10 Movies That Tried To Subvert Expectations (But Still Sucked)
A lazy remake of Snow White would genuinely have been preferable.
We are in an era of Hollywood cinema that has become dominated by sequels, reboots, remakes, and spin-offs, with original ideas or riskier, more inventive approaches to existing IPs all too often being avoided. As such, it's great when a movie takes steps to subvert expectations and do something different... right?
Well, on paper, yes. Unfortunately, things don't always work out for the better. In Hollywood, there is sometimes a frustrating tendency of those behind a film seeming to assume that subversion in of itself is automatically a win, but that's really not the case. It's not enough to just be different for the sake of it; it's vital to subvert expectations in a way that feels earned and to do this with good storytelling to back it up.

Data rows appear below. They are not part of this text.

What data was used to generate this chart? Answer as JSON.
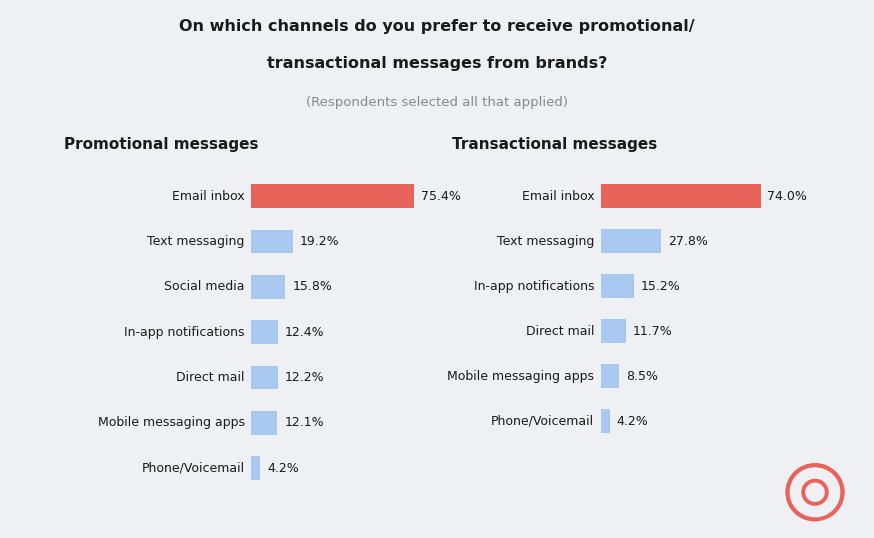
{
  "title_line1": "On which channels do you prefer to receive promotional/",
  "title_line2": "transactional messages from brands?",
  "subtitle": "(Respondents selected all that applied)",
  "background_color": "#eef0f4",
  "promo_header": "Promotional messages",
  "trans_header": "Transactional messages",
  "promo_categories": [
    "Email inbox",
    "Text messaging",
    "Social media",
    "In-app notifications",
    "Direct mail",
    "Mobile messaging apps",
    "Phone/Voicemail"
  ],
  "promo_values": [
    75.4,
    19.2,
    15.8,
    12.4,
    12.2,
    12.1,
    4.2
  ],
  "trans_categories": [
    "Email inbox",
    "Text messaging",
    "In-app notifications",
    "Direct mail",
    "Mobile messaging apps",
    "Phone/Voicemail"
  ],
  "trans_values": [
    74.0,
    27.8,
    15.2,
    11.7,
    8.5,
    4.2
  ],
  "bar_color_red": "#e8635a",
  "bar_color_blue": "#a8c8ef",
  "text_color": "#1a1a1a",
  "title_color": "#1a1a1a",
  "subtitle_color": "#888888",
  "header_color": "#1a1a1a",
  "max_bar_width": 75.4,
  "bar_height": 0.52,
  "logo_color": "#e8635a"
}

The following ten movies all suffered from this problem. Yes, they made admirable attempts to be different, but they still foundered because they were subversive in the wrong ways, and their differences actually made the movies considerably worse. If anything, many might find themselves wishing these pictures had instead been more generic and cliched.

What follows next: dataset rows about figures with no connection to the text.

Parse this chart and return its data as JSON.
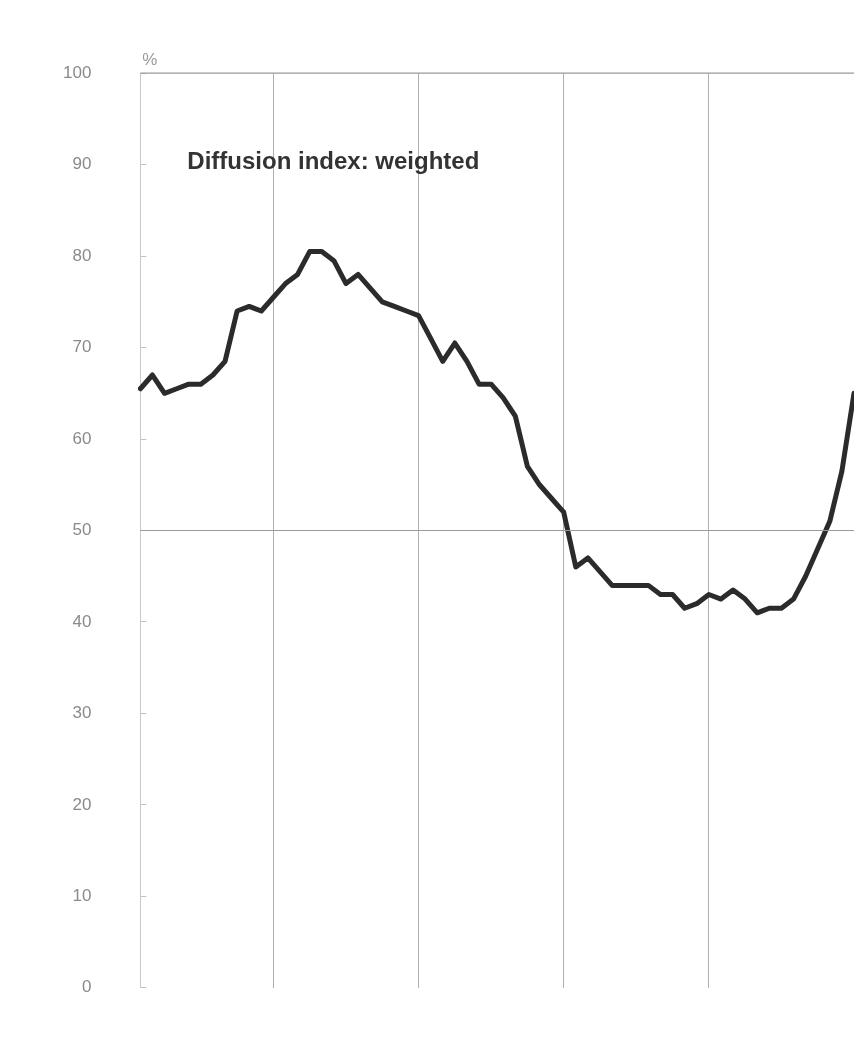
{
  "chart_data": {
    "type": "line",
    "ylabel": "%",
    "annotations": [
      "Diffusion index: weighted"
    ],
    "categories": [
      null,
      null,
      null,
      null,
      null,
      null,
      null,
      null,
      null,
      null,
      null,
      null,
      null,
      null,
      null,
      null,
      null,
      null,
      null,
      null,
      null,
      null,
      null,
      null,
      null,
      null,
      null,
      null,
      null,
      null,
      null,
      null,
      null,
      null,
      null,
      null,
      null,
      null,
      null,
      null,
      null,
      null,
      null,
      null,
      null,
      null,
      null,
      null,
      null,
      null,
      null,
      null,
      null,
      null,
      null,
      null,
      null,
      null,
      null,
      null
    ],
    "series": [
      {
        "color": "#2b2b2b",
        "values": [
          65.5,
          67,
          65,
          65.5,
          66,
          66,
          67,
          68.5,
          74,
          74.5,
          74,
          75.5,
          77,
          78,
          80.5,
          80.5,
          79.5,
          77,
          78,
          76.5,
          75,
          74.5,
          74,
          73.5,
          71,
          68.5,
          70.5,
          68.5,
          66,
          66,
          64.5,
          62.5,
          57,
          55,
          53.5,
          52,
          46,
          47,
          45.5,
          44,
          44,
          44,
          44,
          43,
          43,
          41.5,
          42,
          43,
          42.5,
          43.5,
          42.5,
          41,
          41.5,
          41.5,
          42.5,
          45,
          48,
          51,
          56.5,
          65
        ]
      }
    ],
    "ylim": [
      0,
      100
    ],
    "yticks": [
      0,
      10,
      20,
      30,
      40,
      50,
      60,
      70,
      80,
      90,
      100
    ],
    "tick_labels": "y",
    "grid": "x",
    "legend": false,
    "marker": "none",
    "line_style": "solid",
    "ref_lines": [
      {
        "axis": "y",
        "value": 50
      },
      {
        "axis": "y",
        "value": 100
      }
    ]
  }
}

Warning: spoilers lie ahead. Kicking off with a very ill-judged horror remake...
10. Black Christmas (2019)
Credit needs to be given where credit is due: the second remake of the wonderful 1970s horror film Black Christmas - which stands as arguably one of the most underrated horror flicks of them all - is not a lazy redo in the slightest. It has little in common with the original film and very much goes off in its own direction.
That is commendable, but as every other movie on this list will also show, subversion on its own is not enough. You need a good script as well, and that is something this film simply didn't have. The 2019 Black Christmas began development only a few months before it was released, so production of this was unusually short - and man, does it show.

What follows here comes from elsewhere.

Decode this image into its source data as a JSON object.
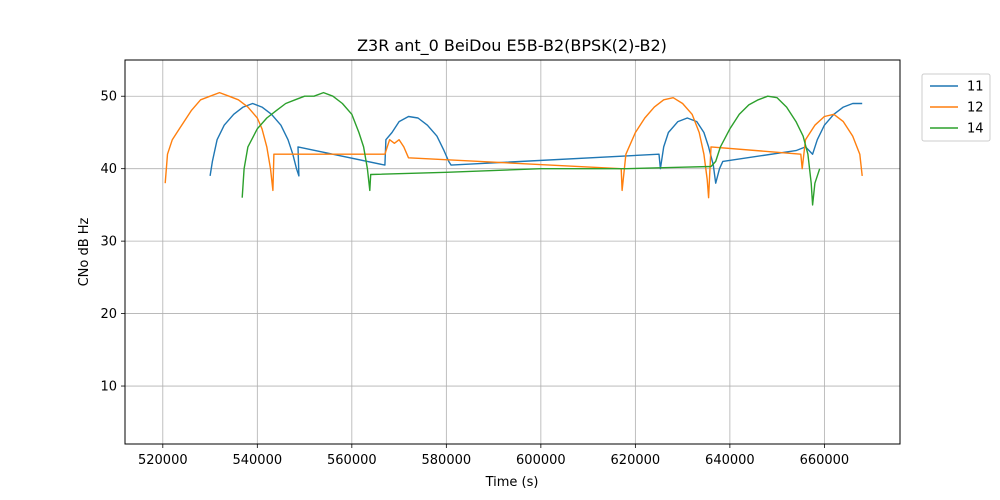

From the tame PG-13 scares to the obnoxiously overt social commentary, this is a poorly written and unscary mess with dialogue that feels like it came from a Twitter comments section, and it gets sillier and sillier as it goes along, but never seems aware of just how goofy it is.
The performances are solid enough, and it isn't quite as cringe-worthy as the first Black Christmas remake from 2006, but it still isn't a good film at all. The best thing that can be said about it was that it tried its best to be different, and that really isn't much.